University of Michigan-Dearborn Fieldhouse
- Interactive map of University of Michigan-Dearborn Fieldhouse
- Location: Dearborn, Michigan, United States
- Coordinates: 42°18′53″N 83°13′43″W﻿ / ﻿42.3146°N 83.2287°W
- Owner: University of Michigan-Dearborn
- Operator: University of Michigan-Dearborn
- Capacity: 1,500 (hockey) 2,500 (basketball & volleyball)
- Surface: 185' x 85'(hockey)

Tenant
- Michigan-Dearborn Wolverines

= University of Michigan-Dearborn Fieldhouse =

Athletic facility in Dearborn, Michigan

The University of Michigan-Dearborn Fieldhouse is a multi-purpose arena/athletic facility located in Dearborn, Michigan on the campus of University of Michigan-Dearborn.

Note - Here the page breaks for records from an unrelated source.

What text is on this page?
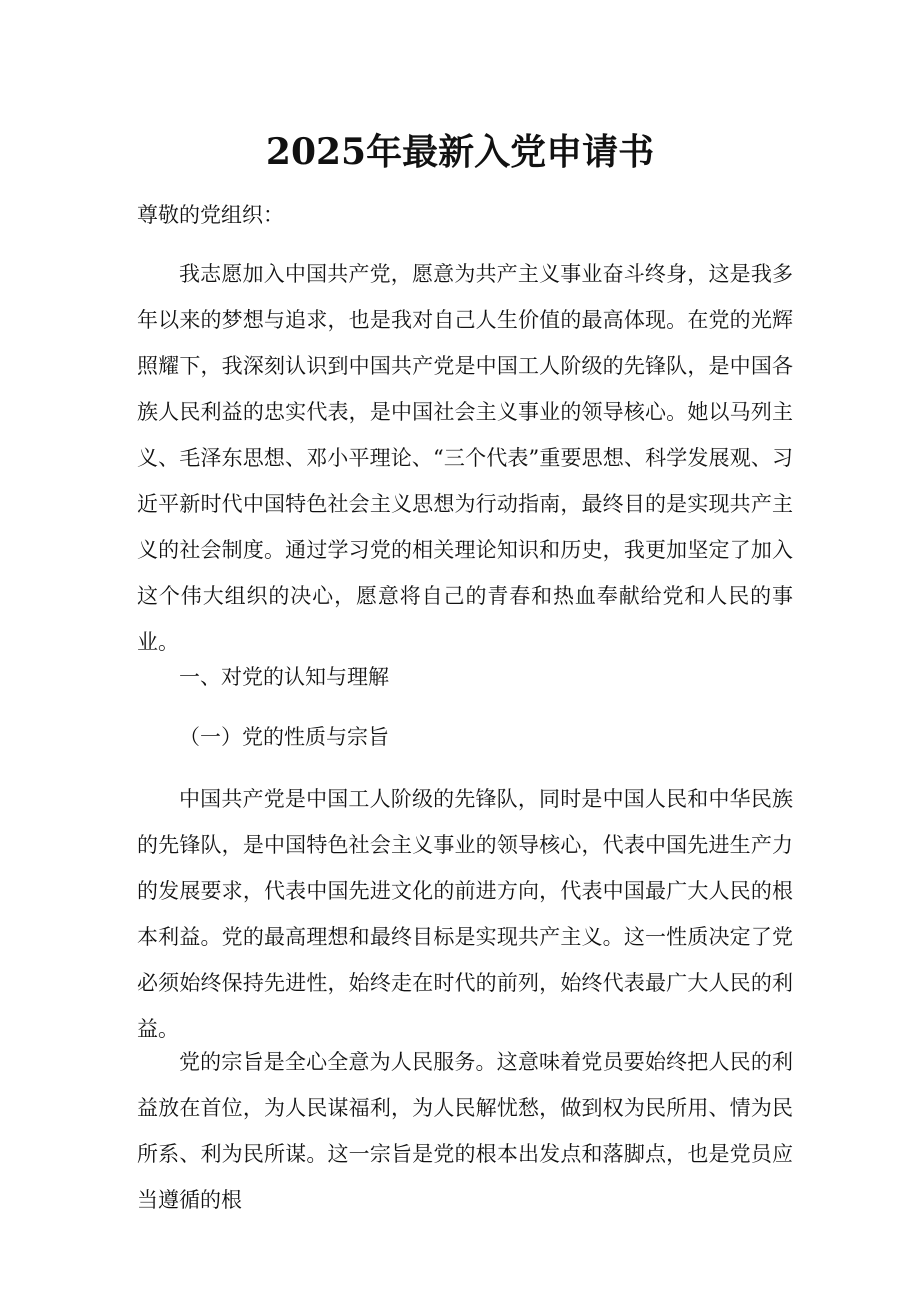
2025年最新入党申请书
尊敬的党组织：
我志愿加入中国共产党，愿意为共产主义事业奋斗终身，这是我多年以来的梦想与追求，也是我对自己人生价值的最高体现。在党的光辉照耀下，我深刻认识到中国共产党是中国工人阶级的先锋队，是中国各族人民利益的忠实代表，是中国社会主义事业的领导核心。她以马列主义、毛泽东思想、邓小平理论、“三个代表”重要思想、科学发展观、习近平新时代中国特色社会主义思想为行动指南，最终目的是实现共产主义的社会制度。通过学习党的相关理论知识和历史，我更加坚定了加入这个伟大组织的决心，愿意将自己的青春和热血奉献给党和人民的事业。
一、对党的认知与理解
（一）党的性质与宗旨
中国共产党是中国工人阶级的先锋队，同时是中国人民和中华民族的先锋队，是中国特色社会主义事业的领导核心，代表中国先进生产力的发展要求，代表中国先进文化的前进方向，代表中国最广大人民的根本利益。党的最高理想和最终目标是实现共产主义。这一性质决定了党必须始终保持先进性，始终走在时代的前列，始终代表最广大人民的利益。
党的宗旨是全心全意为人民服务。这意味着党员要始终把人民的利益放在首位，为人民谋福利，为人民解忧愁，做到权为民所用、情为民所系、利为民所谋。这一宗旨是党的根本出发点和落脚点，也是党员应当遵循的根
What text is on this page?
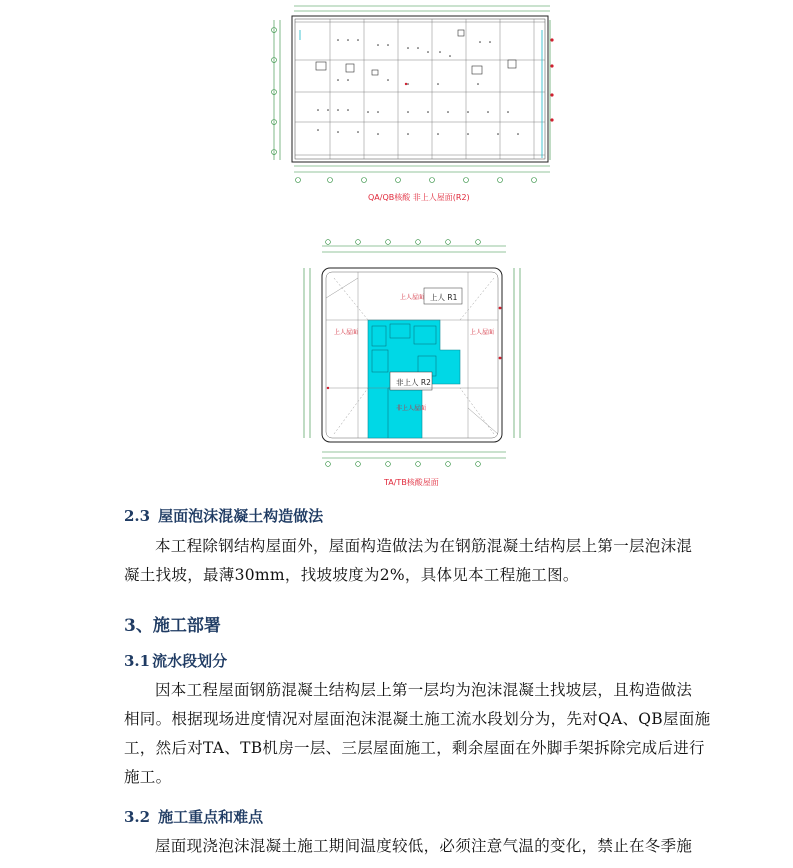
QA/QB核酸 非上人屋面(R2)
上人屋面 上人 R1
上人屋面	上人屋面
非上人 R2
非上人屋面
TA/TB核酸屋面
2.3 屋面泡沫混凝土构造做法
本工程除钢结构屋面外，屋面构造做法为在钢筋混凝土结构层上第一层泡沫混
凝土找坡，最薄30mm，找坡坡度为2%，具体见本工程施工图。
3、施工部署
3.1 流水段划分
因本工程屋面钢筋混凝土结构层上第一层均为泡沫混凝土找坡层，且构造做法
相同。根据现场进度情况对屋面泡沫混凝土施工流水段划分为，先对QA、QB屋面施
工，然后对TA、TB机房一层、三层屋面施工，剩余屋面在外脚手架拆除完成后进行
施工。
3.2 施工重点和难点
屋面现浇泡沫混凝土施工期间温度较低，必须注意气温的变化，禁止在冬季施
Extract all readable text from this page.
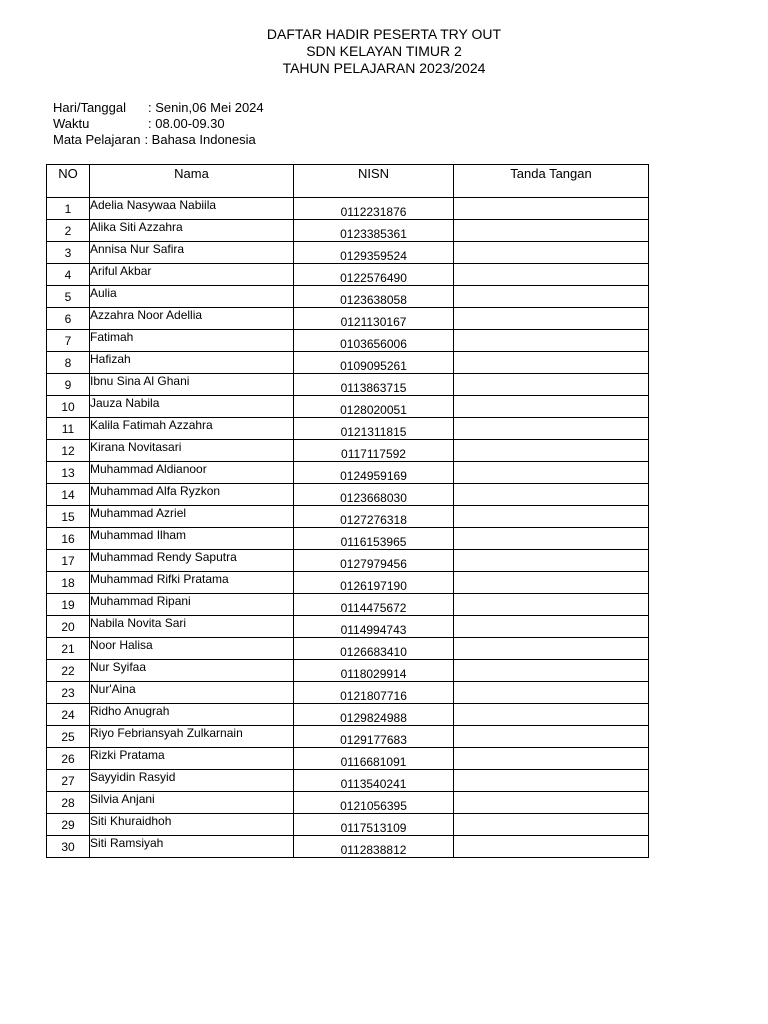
DAFTAR HADIR PESERTA TRY OUT
SDN KELAYAN TIMUR 2
TAHUN PELAJARAN 2023/2024
Hari/Tanggal	: Senin,06 Mei 2024
Waktu	: 08.00-09.30
Mata Pelajaran : Bahasa Indonesia
NO	Nama	NISN	Tanda Tangan
1	Adelia Nasywaa Nabiila	0112231876	
2	Alika Siti Azzahra	0123385361	
3	Annisa Nur Safira	0129359524	
4	Ariful Akbar	0122576490	
5	Aulia	0123638058	
6	Azzahra Noor Adellia	0121130167	
7	Fatimah	0103656006	
8	Hafizah	0109095261	
9	Ibnu Sina Al Ghani	0113863715	
10	Jauza Nabila	0128020051	
11	Kalila Fatimah Azzahra	0121311815	
12	Kirana Novitasari	0117117592	
13	Muhammad Aldianoor	0124959169	
14	Muhammad Alfa Ryzkon	0123668030	
15	Muhammad Azriel	0127276318	
16	Muhammad Ilham	0116153965	
17	Muhammad Rendy Saputra	0127979456	
18	Muhammad Rifki Pratama	0126197190	
19	Muhammad Ripani	0114475672	
20	Nabila Novita Sari	0114994743	
21	Noor Halisa	0126683410	
22	Nur Syifaa	0118029914	
23	Nur'Aina	0121807716	
24	Ridho Anugrah	0129824988	
25	Riyo Febriansyah Zulkarnain	0129177683	
26	Rizki Pratama	0116681091	
27	Sayyidin Rasyid	0113540241	
28	Silvia Anjani	0121056395	
29	Siti Khuraidhoh	0117513109	
30	Siti Ramsiyah	0112838812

The facility houses a 2,500-seat multi-purpose gymnasium that is the home to the Michigan-Dearborn Men's and Women's basketball teams, and UMD Women's Volleyball team competing at the NAIA Division II level in the Wolverine–Hoosier Athletic Conference (WHAC).

The Fieldhouse also houses a 1,500-seat ice arena that serves as the home for Wolverines Men's Ice Hockey team competing at the ACHA Division I level in the NAIA Hockey Division and the Wolverine-Hoosier Athletic Conference.

The fieldhouse is also used for recreation and Intramural sports.